Aku membuka mataku. Wanita penyihir duduk diatas perutku. Ah sungguh menjengkelkan.
"Kau sedang apa?!" Aku bangkit duduk dan mendorong wanita itu. Membuatnya terhuyung ke belakang dan hampir rubuh, tapi aku langsung menarik cepat pinggangnya, agar kejadian ia mati tadi tak terulang. Menyebalkan.
"Kau sangat menjengkelkan, dasar wanita aneh, tubuh saya terasa lebih lemah, dan kau masih mau bermain main dengan saya!"
"Astaga anda sangat tidak tahu berterimakasih. Saya membantumu menjelajah masa depan. Tubuhmu lemah karena kau membayar dengan darahmu."
Aku menghiraukannya dan bangkit duduk dikursi. Tubuhku terasa lemah. Masih teringat jelas bayang bayang Evelin dan suaminya bercinta. Ingin rasanya menonjok batang hidung pria itu. Dia mencuri kekasihku.
"Apa kau penyihir yang tidak berniat membantu? Tapi kau sengaja memporak-porandakan otak saya dengan sihirmu itu?!"
Aku mendengus sebal. Wanita ini menjengkelkan.
" Sudah saya katakan bahwa apa yang kau lihat terjadi sesuai kepercayaanmu. Saya tidak bisa mengatur apa yang dilihat orang tentang masa depannya. Jika yang kau lihat begitu yah berarti dilubuk hatimu yang terdalam memang meyakini akan hal itu."
Aku menyenderkan punggungku disandaran kursi. Kupejamkan mataku dan mulai berpikir. Apa sebenarnya aku memang tidak yakin menikahi Evelin? Apa sebenarnya aku memang masih ragu mempercayai bahwa aku akan menikahinya? Tapi aku memang sedikit tidak yakin akan menikah. Aku ragu. Aku bimbang. Aku terlalu minder.

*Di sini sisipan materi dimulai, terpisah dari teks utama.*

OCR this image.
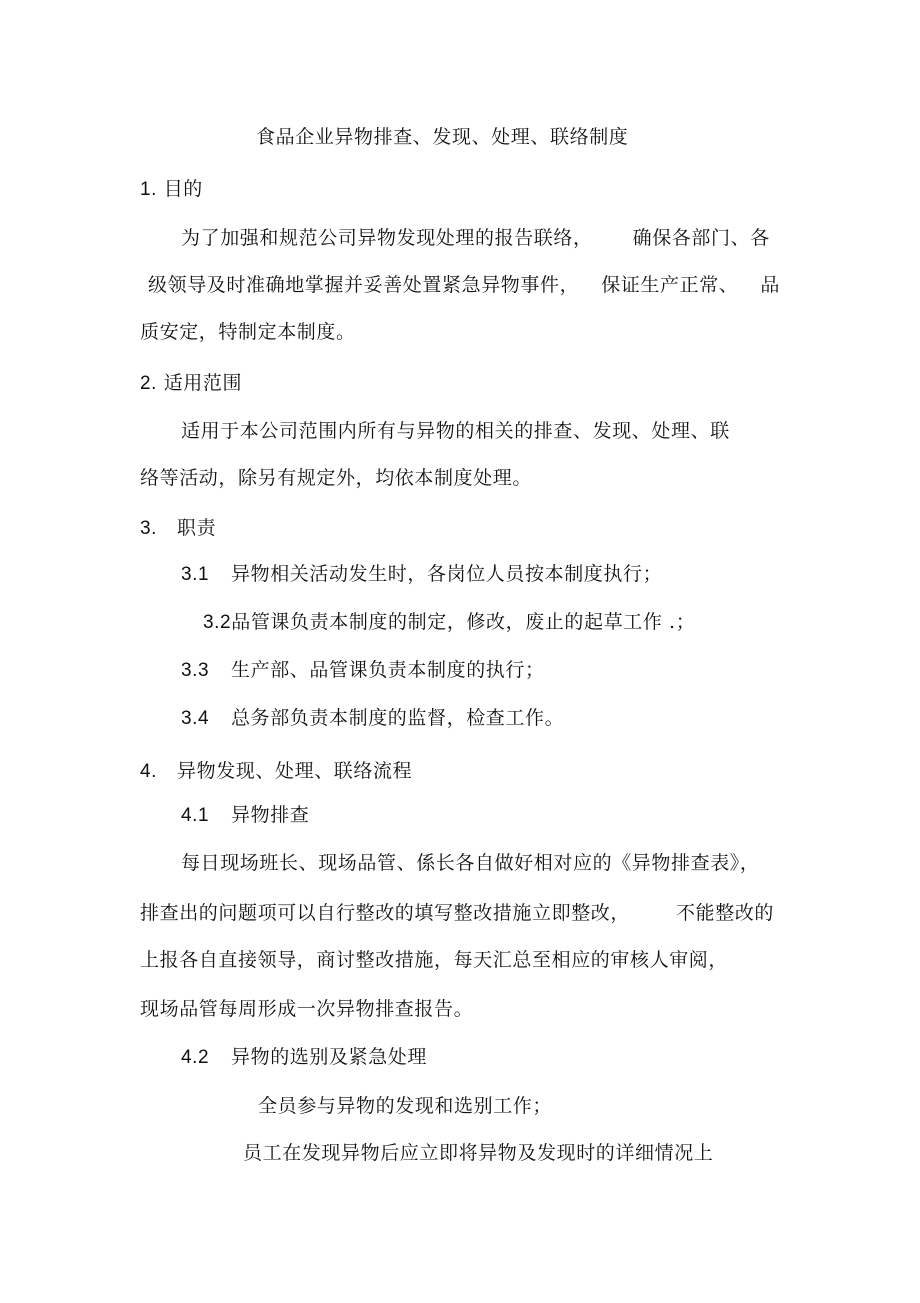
食品企业异物排查、发现、处理、联络制度
1. 目的
为了加强和规范公司异物发现处理的报告联络， 确保各部门、各
级领导及时准确地掌握并妥善处置紧急异物事件， 保证生产正常、 品
质安定，特制定本制度。
2. 适用范围
适用于本公司范围内所有与异物的相关的排查、发现、处理、联
络等活动，除另有规定外，均依本制度处理。
3. 职责
3.1 异物相关活动发生时，各岗位人员按本制度执行；
3.2品管课负责本制度的制定，修改，废止的起草工作 .；
3.3 生产部、品管课负责本制度的执行；
3.4 总务部负责本制度的监督，检查工作。
4. 异物发现、处理、联络流程
4.1 异物排查
每日现场班长、现场品管、係长各自做好相对应的《异物排查表》，
排查出的问题项可以自行整改的填写整改措施立即整改， 不能整改的
上报各自直接领导，商讨整改措施，每天汇总至相应的审核人审阅，
现场品管每周形成一次异物排查报告。
4.2 异物的选别及紧急处理
全员参与异物的发现和选别工作；
员工在发现异物后应立即将异物及发现时的详细情况上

Gumpalan asap terpapar diwajahku. Sudah pasti karena si penyihir. Kubuka mataku memandang wajah wanita penyihir itu yang sudah didepan wajahku.
"Ngomong ngomong siapa namamu?" Tanyaku penasaran menatap mata coklat gelap milik penyihir jengkel ini.
Ia memundurkan wajahnya dan menghisap rokoknya. Menjauhkan diri dari hadapanku dan pergi ke dekat jendela.
"Saya rasa anda akan mengetahuinya."
Sudah kuduga dia pasti tidak akan memberi tahu. Sudah sekian lama ditempat ini aku bahkan sampai lupa kalau tadi membawa ponsel. Kuraba saku celana dan ternyata ponselku ada disana. Kuraih benda pipih itu dan menyalakannya.
Terlihat jelas dilayar yang menyala jam masih sama seperti terakhir aku melihatnya sebelum masuk ditempat ini. Apa disini waktu berhenti. Ah daripada memikirkan hal aneh ini. Lebih baik aku pulang saja.
"Hey penyihir saya akan pulang. Tubuh saya terasa lemah. Dan yah setelah tubuh saya kembali pulih saya akan datang lagi kesini."
"Baiklah kau istirahat saja."
Wanita itu berdiri dan berjalan menghampiriku. Tangannya terangkat menyentuh mulutku. Satu jarinya masuk kedalam mulutku. Semakin dalam sehingga aku ingin tersedak. Aku memejamkan mata karena merasa seperti ada ular masuk dalam mulutku bahkan sampai kedalam perut.
Tak tahan aku kemudian terbatuk batuk dan membuka mataku, seketika semuanya gelap. Nuansa klinik kotor yang awal telah kembali semula. Wanita penyihir itu menghilang.